Talk: Manideep Mamindlapally (July 07, 2022 at 1:00 PM, LNT Seminar room N2408)
Talks |
Unconditionally secure commitment over unreliable noisy channels
Manideep Mamindlapally
Indian Institute of Technology Kharagpur
Zoom Meeting:
Link: https://tum-conf.zoom.us/j/63632016037?pwd=WjJBczN2RSs5TnJJRThCYnEvaGhhZz09
Abstract:
Commitment is a classic two-phase cryptographic protocol. Here a committer encrypts a string and sends it to the receiver in the commit phase. The string is then revealed in the reveal phase to the receiver; such a verifier then accepts the string only if it matches the original one. It is well known that noisy channels offer a valuable resource to realise unconditionally-secure or information- theoretically secure commitment.
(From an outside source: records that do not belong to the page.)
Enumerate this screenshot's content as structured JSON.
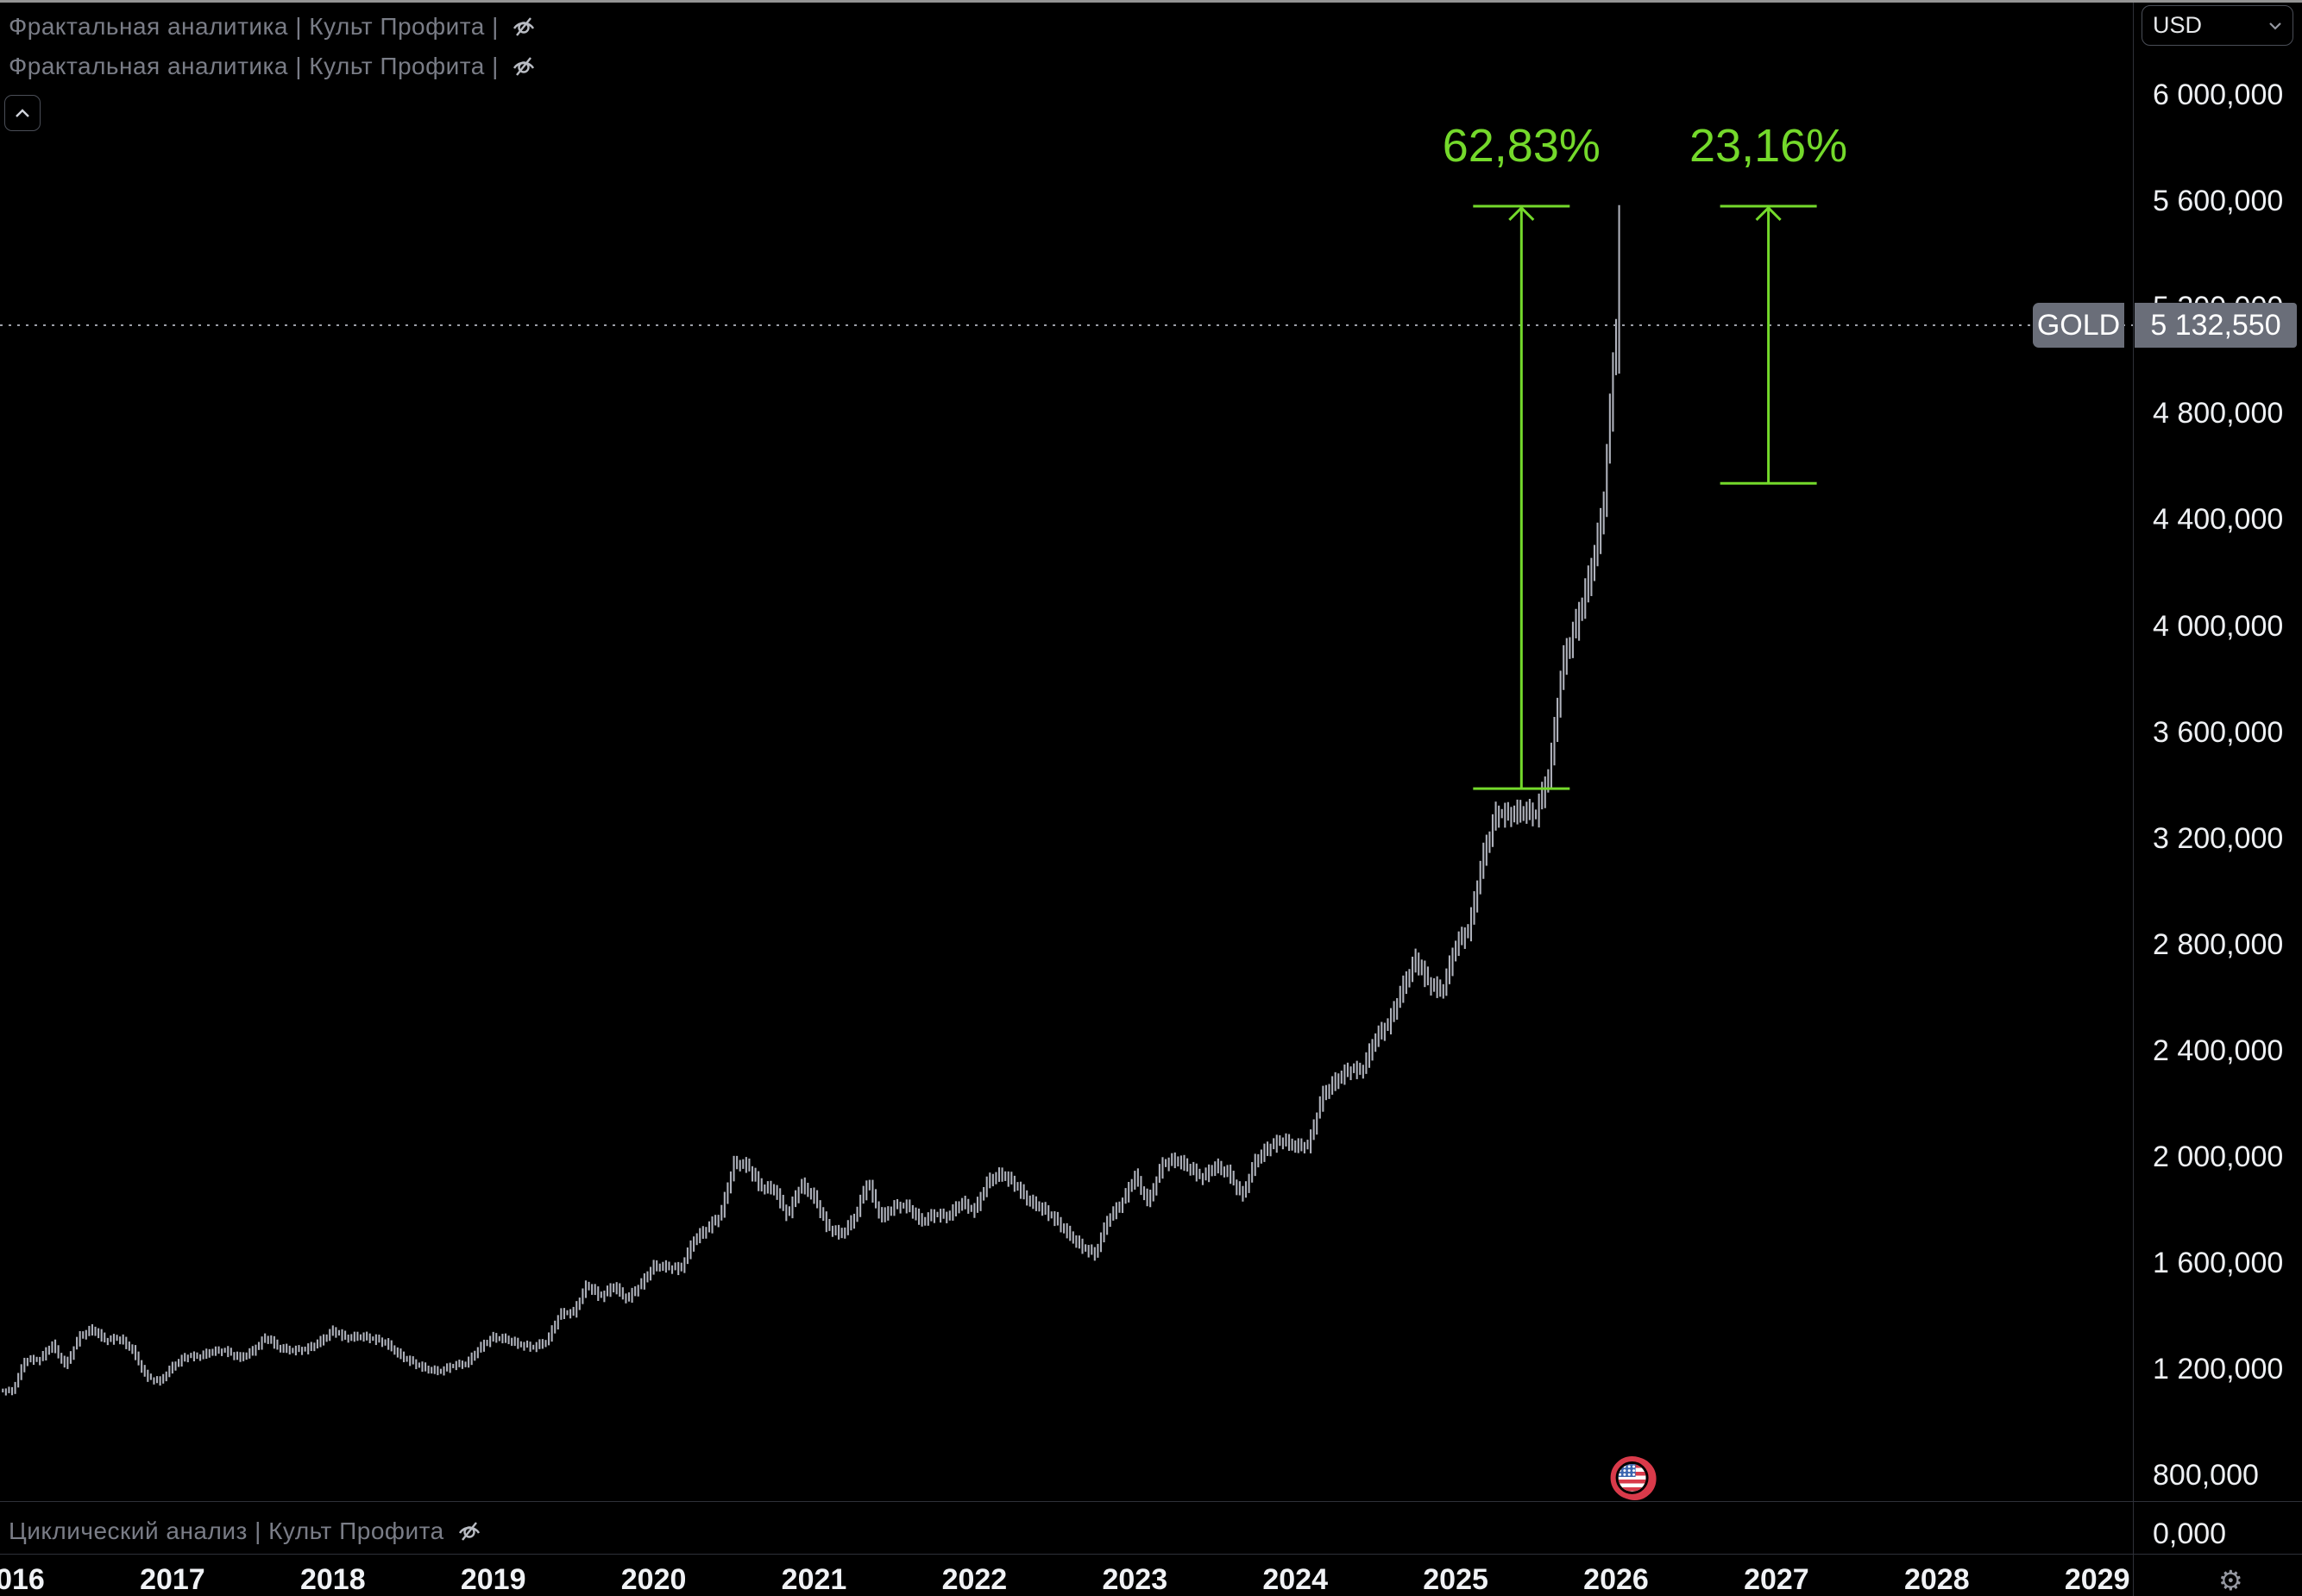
{
  "colors": {
    "background": "#000000",
    "accent_green": "#74d92b",
    "bar_gray": "#aeb1bb",
    "legend_gray": "#7a7d87",
    "axis_text": "#eef0f3",
    "badge_gray": "#6a6e79",
    "separator": "#2e3138",
    "dotted_line": "#9da0a8",
    "flag_red": "#d93a4a",
    "flag_blue": "#3c67b0"
  },
  "header": {
    "indicators": [
      {
        "label": "Фрактальная аналитика | Культ Профита |",
        "eye_icon": "eye-hidden"
      },
      {
        "label": "Фрактальная аналитика | Культ Профита |",
        "eye_icon": "eye-hidden"
      }
    ],
    "collapse_chevron": "chevron-up"
  },
  "lower_pane": {
    "indicator_label": "Циклический анализ | Культ Профита",
    "eye_icon": "eye-hidden",
    "axis_label": "0,000"
  },
  "price_axis": {
    "currency_button": {
      "label": "USD",
      "chevron": "chevron-down"
    },
    "price_badge": {
      "symbol": "GOLD",
      "text": "5 132,550"
    },
    "settings_icon": "gear"
  },
  "chart_data": {
    "type": "bar",
    "symbol": "GOLD",
    "currency": "USD",
    "x_axis": {
      "years": [
        "2016",
        "2017",
        "2018",
        "2019",
        "2020",
        "2021",
        "2022",
        "2023",
        "2024",
        "2025",
        "2026",
        "2027",
        "2028",
        "2029"
      ],
      "bars_end_year": 2026
    },
    "y_axis": {
      "min": 0,
      "max": 6000,
      "tick_step": 400,
      "labels": [
        {
          "text": "6 000,000",
          "value": 6000
        },
        {
          "text": "5 600,000",
          "value": 5600
        },
        {
          "text": "5 200,000",
          "value": 5200
        },
        {
          "text": "4 800,000",
          "value": 4800
        },
        {
          "text": "4 400,000",
          "value": 4400
        },
        {
          "text": "4 000,000",
          "value": 4000
        },
        {
          "text": "3 600,000",
          "value": 3600
        },
        {
          "text": "3 200,000",
          "value": 3200
        },
        {
          "text": "2 800,000",
          "value": 2800
        },
        {
          "text": "2 400,000",
          "value": 2400
        },
        {
          "text": "2 000,000",
          "value": 2000
        },
        {
          "text": "1 600,000",
          "value": 1600
        },
        {
          "text": "1 200,000",
          "value": 1200
        },
        {
          "text": "800,000",
          "value": 800
        }
      ]
    },
    "price_line": {
      "value": 5132.55,
      "label": "5 132,550"
    },
    "series": {
      "name": "GOLD",
      "start": "2016-01",
      "interval": "monthly-closes",
      "closes": [
        1118,
        1238,
        1233,
        1293,
        1212,
        1322,
        1351,
        1309,
        1317,
        1273,
        1173,
        1152,
        1211,
        1248,
        1249,
        1268,
        1269,
        1242,
        1269,
        1321,
        1280,
        1271,
        1275,
        1303,
        1345,
        1318,
        1325,
        1315,
        1298,
        1253,
        1224,
        1201,
        1192,
        1215,
        1222,
        1282,
        1321,
        1313,
        1292,
        1283,
        1306,
        1410,
        1414,
        1520,
        1472,
        1513,
        1464,
        1517,
        1589,
        1586,
        1577,
        1687,
        1730,
        1781,
        1976,
        1968,
        1886,
        1879,
        1777,
        1898,
        1848,
        1734,
        1708,
        1768,
        1907,
        1770,
        1814,
        1814,
        1757,
        1783,
        1775,
        1829,
        1797,
        1909,
        1937,
        1897,
        1837,
        1807,
        1766,
        1711,
        1661,
        1633,
        1769,
        1824,
        1928,
        1827,
        1969,
        1990,
        1963,
        1919,
        1965,
        1940,
        1849,
        1984,
        2036,
        2063,
        2040,
        2044,
        2230,
        2286,
        2327,
        2327,
        2448,
        2503,
        2635,
        2744,
        2651,
        2625,
        2798,
        2858,
        3124,
        3289,
        3289,
        3303,
        3290,
        3448,
        3859,
        4004,
        4180,
        4420,
        5132.55
      ]
    },
    "final_bar": {
      "high": 5585,
      "low": 4950,
      "close": 5132.55
    },
    "measurements": [
      {
        "label": "62,83%",
        "percent": 62.83,
        "x_year": 2025.41,
        "from_price": 3387,
        "to_price": 5581
      },
      {
        "label": "23,16%",
        "percent": 23.16,
        "x_year": 2026.95,
        "from_price": 4537,
        "to_price": 5581
      }
    ],
    "event_flag": {
      "x_year": 2026.1,
      "country": "US"
    }
  }
}
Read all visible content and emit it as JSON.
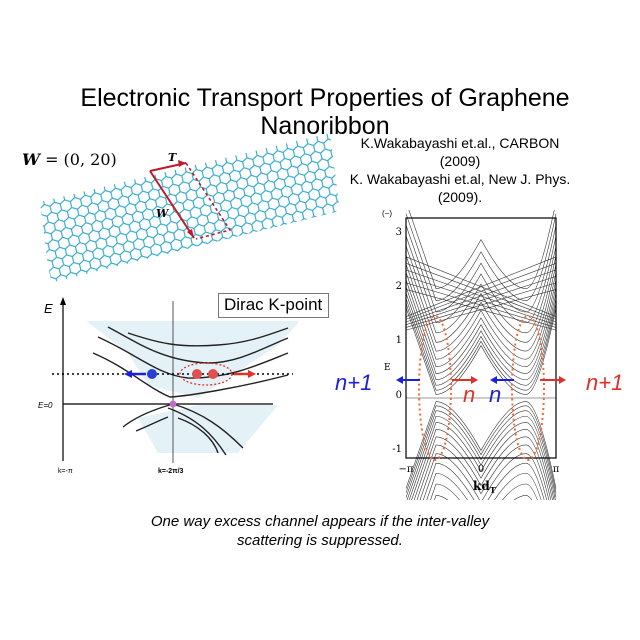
{
  "slide": {
    "title": "Electronic Transport Properties of Graphene Nanoribbon",
    "references": [
      "K.Wakabayashi et.al., CARBON",
      "(2009)",
      "K. Wakabayashi et.al, New J. Phys.",
      "(2009)."
    ],
    "caption_line1": "One way excess channel appears if the inter-valley",
    "caption_line2": "scattering is suppressed."
  },
  "lattice_figure": {
    "w_symbol": "W",
    "w_value": "= (0, 20)",
    "vector_t": "T",
    "vector_w": "W",
    "line_color": "#2aa6c8"
  },
  "dispersion_figure": {
    "axis_e": "E",
    "e_zero": "E=0",
    "k_left": "k=-π",
    "k_right": "k=-2π/3",
    "inset_label": "Dirac K-point"
  },
  "band_figure": {
    "y_label": "E",
    "y_ticks": [
      "3",
      "2",
      "1",
      "0",
      "-1"
    ],
    "x_ticks": [
      "−π",
      "0",
      "π"
    ],
    "x_label": "kd",
    "x_label_sub": "T",
    "corner_mark": "(−)"
  },
  "channel_labels": {
    "left_outer": "n+1",
    "mid_red": "n",
    "mid_blue": "n",
    "right_outer": "n+1",
    "blue_color": "#1a22d8",
    "red_color": "#e0302a"
  }
}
The statistics of noisy channels, however, may be imprecisely characterised. Such unreliable noisy channels have been of active interest to the cryptographic community. In this work we study a wide range of unreliable channels; find out the regimes of parameters over which commitment is possible. We present new results for commitment throughput, i.e., commitment capacity for several channels. compoundness and elasticity. Over discrete alphabet, we complete the study on elastic channels, reverse elastic channels, compound channels and unfair noisy channels. The results bring to the fore an the interplay between two forms of unreliability compoundness and elasticity. Motivated by the interesting trends that have come to light, we propose and study an even more generalised “assymetric unfair noisy channels” for a wider perspective. We initiate a study over unreliable continuous channels too, by proposing and investigating commitment over “Gaussian unfair noisy channels.”
Biography:
Manideep Mamindlapally is currently pursuing (bachelor and master) dual degree with the Indian Institute of Technology Kharagpur, Kharagpur, India. His broad interest lies in theoretical computer science. He is currently interested in information theory, quantum information theory, quantum computation, and computational complexity.